A fun, funny, sparkling book! An absolute treat from start to finish. 4/5 stars.

the-skeletons-of-scarborough-house-by-kitty-french

Thank you to Bookouture and NetGalley for an e-copy of this book.

The blurb:

** This book was previously published as Melody Bittersweet and the Girls’ Ghostbusting Agency **

Scarborough House is haunted, and it’s not doing much for Donovan Scarborough’s investment portfolio. No one wants to buy a place with levitating crockery, or (the wrong kind of) rhythmic pounding throughout the night.

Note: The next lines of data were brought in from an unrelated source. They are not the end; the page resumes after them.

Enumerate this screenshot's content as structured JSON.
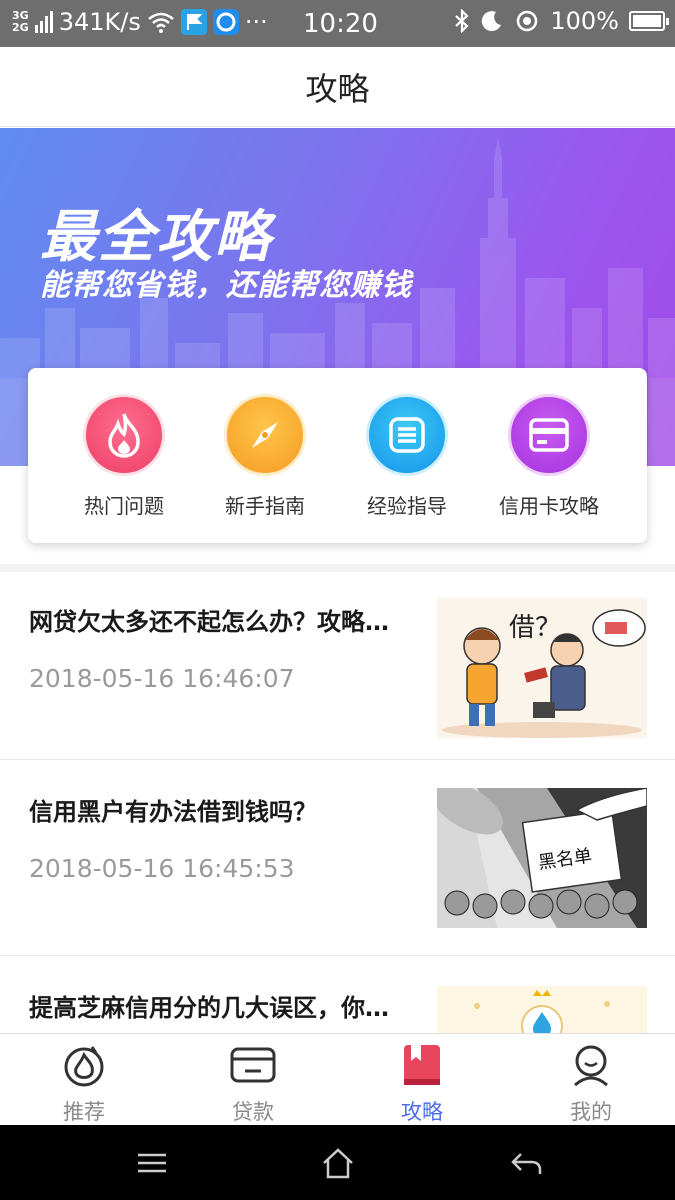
{
  "status_bar": {
    "signal_top": "3G",
    "signal_bottom": "2G",
    "speed": "341K/s",
    "more": "···",
    "time": "10:20",
    "battery": "100%"
  },
  "header": {
    "title": "攻略"
  },
  "banner": {
    "title": "最全攻略",
    "subtitle": "能帮您省钱，还能帮您赚钱"
  },
  "categories": [
    {
      "label": "热门问题",
      "icon": "flame-icon",
      "color": "#f0456f"
    },
    {
      "label": "新手指南",
      "icon": "compass-icon",
      "color": "#f7a531"
    },
    {
      "label": "经验指导",
      "icon": "document-icon",
      "color": "#1ba8f0"
    },
    {
      "label": "信用卡攻略",
      "icon": "credit-card-icon",
      "color": "#b03fe0"
    }
  ],
  "articles": [
    {
      "title": "网贷欠太多还不起怎么办？攻略…",
      "date": "2018-05-16 16:46:07",
      "thumb_text": "借？"
    },
    {
      "title": "信用黑户有办法借到钱吗？",
      "date": "2018-05-16 16:45:53",
      "thumb_text": "黑名单"
    },
    {
      "title": "提高芝麻信用分的几大误区，你…",
      "date": "",
      "thumb_text": ""
    }
  ],
  "tabs": [
    {
      "label": "推荐",
      "icon": "recommend-icon",
      "active": false
    },
    {
      "label": "贷款",
      "icon": "loan-card-icon",
      "active": false
    },
    {
      "label": "攻略",
      "icon": "guide-book-icon",
      "active": true
    },
    {
      "label": "我的",
      "icon": "profile-icon",
      "active": false
    }
  ],
  "colors": {
    "accent": "#4a6df0",
    "active_tab_icon": "#e8465d"
  }
}
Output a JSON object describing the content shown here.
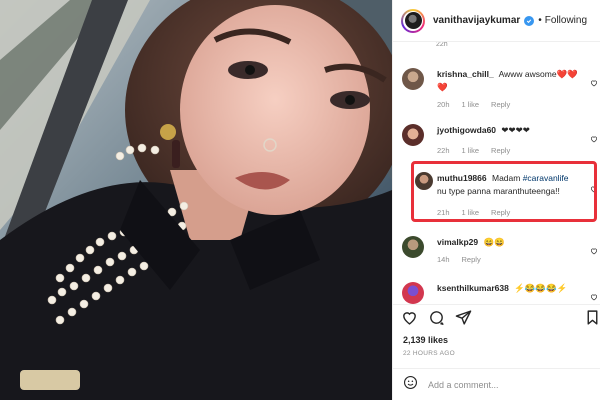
{
  "post": {
    "username": "vanithavijaykumar",
    "follow_status": "Following",
    "separator": "•",
    "likes": "2,139 likes",
    "time_ago": "22 HOURS AGO"
  },
  "comments_partial_meta": "22h",
  "comments": [
    {
      "user": "krishna_chill_",
      "text": "Awww awsome❤️❤️❤️",
      "time": "20h",
      "likes": "1 like",
      "reply": "Reply"
    },
    {
      "user": "jyothigowda60",
      "text": "❤❤❤❤",
      "time": "22h",
      "likes": "1 like",
      "reply": "Reply"
    },
    {
      "user": "muthu19866",
      "text_before": "Madam",
      "hashtag": "#caravanlife",
      "text_after": "nu type panna maranthuteenga!!",
      "time": "21h",
      "likes": "1 like",
      "reply": "Reply"
    },
    {
      "user": "vimalkp29",
      "text": "😄😄",
      "time": "14h",
      "reply": "Reply"
    },
    {
      "user": "ksenthilkumar638",
      "text": "⚡😂😂😂⚡"
    }
  ],
  "add_comment": {
    "placeholder": "Add a comment..."
  },
  "colors": {
    "highlight": "#e8303a",
    "link": "#00376b",
    "verified": "#3897f0"
  },
  "icons": [
    "heart-icon",
    "comment-icon",
    "share-icon",
    "bookmark-icon",
    "emoji-icon",
    "verified-icon"
  ]
}
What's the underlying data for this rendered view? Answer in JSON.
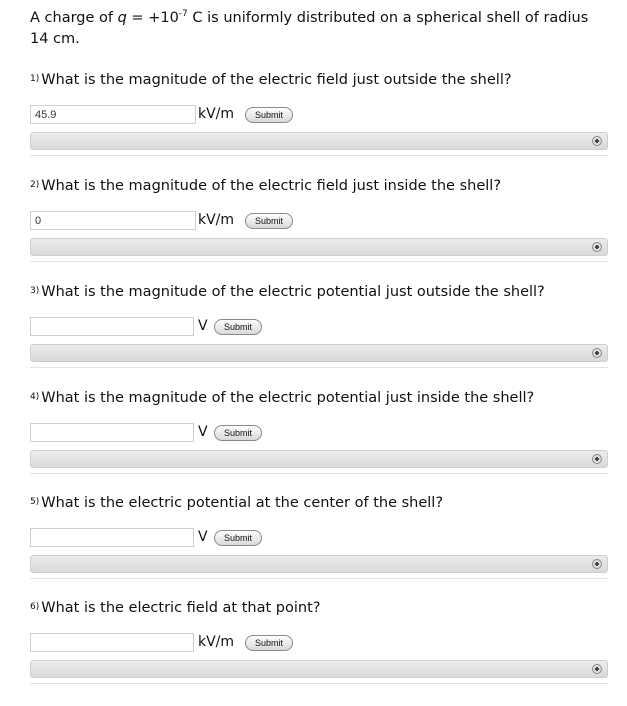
{
  "problem": {
    "text_before_q": "A charge of ",
    "q_symbol": "q",
    "text_after_q": " = +10",
    "exponent": "-7",
    "text_after_exponent": " C is uniformly distributed on a spherical shell of radius 14 cm."
  },
  "questions": [
    {
      "number": "1)",
      "text": "What is the magnitude of the electric field just outside the shell?",
      "value": "45.9",
      "unit": "kV/m",
      "submit": "Submit"
    },
    {
      "number": "2)",
      "text": "What is the magnitude of the electric field just inside the shell?",
      "value": "0",
      "unit": "kV/m",
      "submit": "Submit"
    },
    {
      "number": "3)",
      "text": "What is the magnitude of the electric potential just outside the shell?",
      "value": "",
      "unit": "V",
      "submit": "Submit"
    },
    {
      "number": "4)",
      "text": "What is the magnitude of the electric potential just inside the shell?",
      "value": "",
      "unit": "V",
      "submit": "Submit"
    },
    {
      "number": "5)",
      "text": "What is the electric potential at the center of the shell?",
      "value": "",
      "unit": "V",
      "submit": "Submit"
    },
    {
      "number": "6)",
      "text": "What is the electric field at that point?",
      "value": "",
      "unit": "kV/m",
      "submit": "Submit"
    }
  ]
}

Luckily, Melody “I-See-Dead-People” Bittersweet has just launched her own ghostbusting agency with best friend Marina, geeky, keen Arthur, and a one-eared pug called Lestat. They’re quick to take the case, even if it has already sort of (definitely) been given to Leo Dark, Melody’s rakish, despicable ex.

Melody soon discovers the resident phantoms are three brothers, one who was murdered at twenty, while the others lived to old age. But did the family exile the right person, or did the true killer get away with it?

Donovan Scarborough doesn’t care who solves the case. Whoever gets rid of the ghosts gets paid. Can Melody and her new crew untangle the mystery, and bring the brothers peace, before Leo? Or will his distracting sexiness and Melody’s bonkers family cause the agency to fall at its first hurdle?

My take:

After a week of literary fiction and psychological thrillers, this book was a much-needed breath of fresh air. The characters are terrific, as long as you don’t mind quirky. If quirky sets you teeth on edge, this definitely isn’t one for you.